Gabriela Bordignon-T5 
 
 FARMACOLOGIA, BBPM III 
Isso aparenta ser muito paradoxal, mas o que ocorre 
é que a redução do débito cardíaco e a redução da 
contratilidade miocárdica, faz com que se tenha uma 
ativação do simpático, e o simpático, como já foi 
visto, de modo persistente favorece a necrose, 
apoptose, fibrose e hipertrofia do coração, fazendo o 
remodelamento cardíaco e levando a piora do 
prognóstico do paciente com IC. 
O coração de um paciente com IC que está sob um 
estímulo persistente do SNA simpático sofre uma 
regulação diferenciada (remodelamento cardíaco) 

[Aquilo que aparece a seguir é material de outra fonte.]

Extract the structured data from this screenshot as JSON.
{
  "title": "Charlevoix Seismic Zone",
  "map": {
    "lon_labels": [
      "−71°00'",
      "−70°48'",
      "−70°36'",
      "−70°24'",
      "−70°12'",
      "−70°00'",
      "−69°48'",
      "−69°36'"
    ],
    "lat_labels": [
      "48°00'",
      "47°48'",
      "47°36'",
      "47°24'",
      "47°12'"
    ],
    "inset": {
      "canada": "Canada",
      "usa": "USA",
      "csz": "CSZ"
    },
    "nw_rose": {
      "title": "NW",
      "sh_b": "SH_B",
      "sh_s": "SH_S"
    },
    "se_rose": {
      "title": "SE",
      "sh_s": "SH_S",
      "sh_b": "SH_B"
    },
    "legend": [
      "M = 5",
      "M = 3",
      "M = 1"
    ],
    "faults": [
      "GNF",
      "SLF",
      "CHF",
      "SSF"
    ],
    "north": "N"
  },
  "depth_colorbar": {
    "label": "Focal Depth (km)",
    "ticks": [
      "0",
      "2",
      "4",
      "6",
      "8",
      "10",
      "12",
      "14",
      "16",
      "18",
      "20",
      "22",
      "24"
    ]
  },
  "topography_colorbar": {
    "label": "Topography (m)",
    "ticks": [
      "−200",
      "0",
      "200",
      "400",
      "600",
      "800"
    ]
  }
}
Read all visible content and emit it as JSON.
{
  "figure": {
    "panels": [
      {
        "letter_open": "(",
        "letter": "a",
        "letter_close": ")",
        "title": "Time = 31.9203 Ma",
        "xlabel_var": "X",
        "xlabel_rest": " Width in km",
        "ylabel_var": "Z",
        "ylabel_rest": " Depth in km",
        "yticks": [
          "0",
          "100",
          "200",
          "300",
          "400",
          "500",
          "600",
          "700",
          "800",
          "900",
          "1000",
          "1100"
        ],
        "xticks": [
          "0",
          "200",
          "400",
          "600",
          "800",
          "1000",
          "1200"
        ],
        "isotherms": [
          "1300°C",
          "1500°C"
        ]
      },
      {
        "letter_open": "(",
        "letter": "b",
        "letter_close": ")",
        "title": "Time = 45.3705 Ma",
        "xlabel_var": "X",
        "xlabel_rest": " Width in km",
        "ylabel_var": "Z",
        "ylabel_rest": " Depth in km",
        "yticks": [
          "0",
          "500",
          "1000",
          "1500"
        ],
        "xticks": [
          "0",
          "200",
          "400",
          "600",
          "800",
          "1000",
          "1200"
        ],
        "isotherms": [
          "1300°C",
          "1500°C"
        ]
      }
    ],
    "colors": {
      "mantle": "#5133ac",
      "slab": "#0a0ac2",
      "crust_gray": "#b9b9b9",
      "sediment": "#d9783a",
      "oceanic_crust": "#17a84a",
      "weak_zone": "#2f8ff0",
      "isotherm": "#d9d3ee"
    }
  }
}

que envolve uma série de alterações gênicas, como 
por exemplo, uma infra regulação de receptores 
adrenérgicos, redução da cálcioATPase no retículo 
sarcoplasmático (o papel dessa enzima é retirar o 
cálcio do citosol colocando dentro do retículo 
sarcoplasmático), ou seja, há um aumento da 
concentração de cálcio no citoplasma, a participação 
nas correntes de potássio, tendo como um dos 
efeitos finais do simpático o aumento da propensão 
do paciente com IC a arritmias, o que se configura 
como uma das grandes causas de óbito nesses 
pacientes. 
 Logo, deve ficar claro que a persistência do sistema 
nervoso autônomo simpático no coração de um 
paciente com IC é deletério, já que é uma resposta 
fisiológica compensatória que vem na tentativa de 
melhorar o débitocardíaco, mas que, entretanto, a 
longo prazo promove um agravamento da IC, dessa 
maneira, o uso dos betabloqueadores possibilita a 
atenuação desse efeito crônico de 
catecolaminas/ativação do simpático, exercendo 
talvez até um remodelamento reverso ao passo que 
enquanto o sistema simpático promove um 
remodelamento cardíaco que piora o quadro da 
doença, o betabloqueador vem no sentido de reduzir 
esse remodelamento cardíaco e até revertê-lo e é 
justamente por isso que se justifica o uso de 
betabloqueadores na IC. 
 
Um exemplo importante é o METOPROLOL. 
Inicialmente um paciente que faz uso de um 
betabloqueador na IC, tem um efeito inicial de 
redução da função sistólica (lembrando que o 
betabloqueador é um fármaco capaz de reduzir o 
débito cardíaco, contratilidade e frequência cárdica), 
e isso deve ser monitorado em pacientes com IC, 
logo, o paciente deve estar clinicamente estável para 
poder utilizar o fármaco, é observado que ao longo 
de alguns meses haverá a recuperação dessa função 
sistólica, provavelmente decorrente do 
remodelamento reverso causado pelos 
betabloqueadores. 
Por reduzirem a frequência cardíaca, os 
betabloqueadores reduzem o risco de arritmias, 
reduzindo a mortalidade de pacientes com IC. E 
também, por reduzirem o efeito persistente do 
sistema nervoso autônomo simpático, reduzem o 
tamanho da câmara do VE, principalmente inibindo a 
proliferação celular que pode ser desencadeada pela 
ativação persistente do simpático. No longo prazo, 
há alguns efeitos benéficos dos betabloqueadores, 
porém se deve ter atenção para o efeito de redução 
inicial da função sistólica que deve ser monitorado 
com cautela nesses pacientes.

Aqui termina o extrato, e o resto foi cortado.